If this is supported then increase number of replicas and wait for data
migration or trigger it manually.

Example services that support this:

- cassandra
- ceph
- elasticsearch/opensearch
- gluster
- hadoop
- kafka
- minio

**Notice**: some services may require special scaling conditions such as
adding twice more nodes than exist now.

### Direct Volume resizing

If volume resizing is available, it's easiest to increase the capacity of
the volume.

To check if volume expansion is available, run this with your namespace
and PVC-name replaced.

```shell
$ kubectl get storageclass `kubectl -n <my-namespace> get pvc <my-pvc> -ojson | jq -r '.spec.storageClassName'`
NAME PROVISIONER RECLAIMPOLICY VOLUMEBINDINGMODE ALLOWVOLUMEEXPANSION AGE
standard (default) kubernetes.io/gce-pd Delete Immediate true 28d
```

In this case `ALLOWVOLUMEEXPANSION` is true, so we can make use of the feature.

To resize the volume run:

```shell
$ kubectl -n <my-namespace> edit pvc <my-pvc>
```

And edit `.spec.resources.requests.storage` to the new desired storage size.

You can check this with:

```shell
$ kubectl -n <my-namespace> get pvc <my-pvc>
```

### Migrate data to a new, larger volume

When resizing is not available and the data is not safe to be deleted,
then the only way is to create a larger volume and migrate the data.

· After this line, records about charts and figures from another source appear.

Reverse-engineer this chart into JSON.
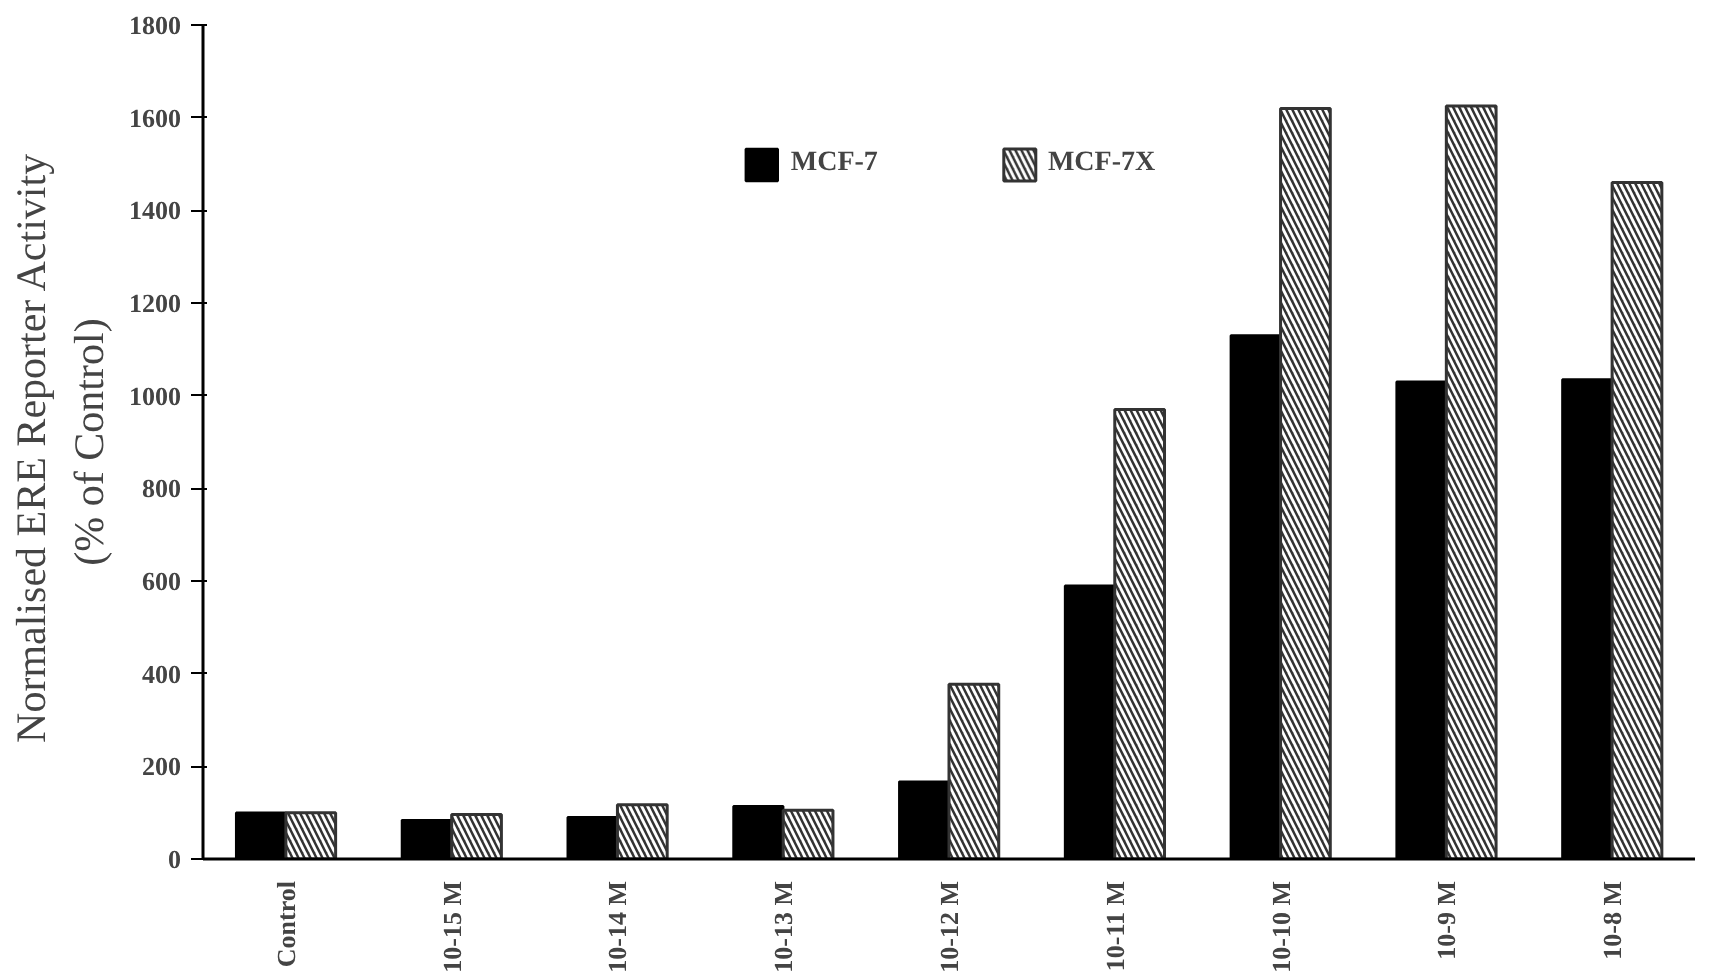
{
  "chart_data": {
    "type": "bar",
    "ylabel": "Normalised ERE  Reporter Activity\n(% of Control)",
    "categories": [
      "Control",
      "10-15 M",
      "10-14 M",
      "10-13 M",
      "10-12 M",
      "10-11 M",
      "10-10 M",
      "10-9 M",
      "10-8 M"
    ],
    "series": [
      {
        "name": "MCF-7",
        "color": "#000000",
        "values": [
          100,
          84,
          90,
          114,
          167,
          590,
          1130,
          1030,
          1035
        ]
      },
      {
        "name": "MCF-7X",
        "color": "#333333",
        "values": [
          100,
          96,
          117,
          105,
          377,
          970,
          1620,
          1625,
          1460
        ]
      }
    ],
    "ylim": [
      0,
      1800
    ],
    "yticks": [
      0,
      200,
      400,
      600,
      800,
      1000,
      1200,
      1400,
      1600,
      1800
    ],
    "grid": false,
    "legend": "top"
  }
}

Another option for inodes is changing the block size, or switching to a
different filesystem format. (i.e. reprovision your pv with xfs instead
of ext4, or change the ext4 formatting option to increase the inode count.)

For most (all?) filesystems dynamically increasing the available inodes is
not possible, and the filesystem needs to be recreated.

### Purge volume

When the data is ephemeral and volume expansion is not available,
it may be best to purge the volume.

**WARNING/DANGER**: This will permanently delete the data on the volume.
Performing these steps is your responsibility.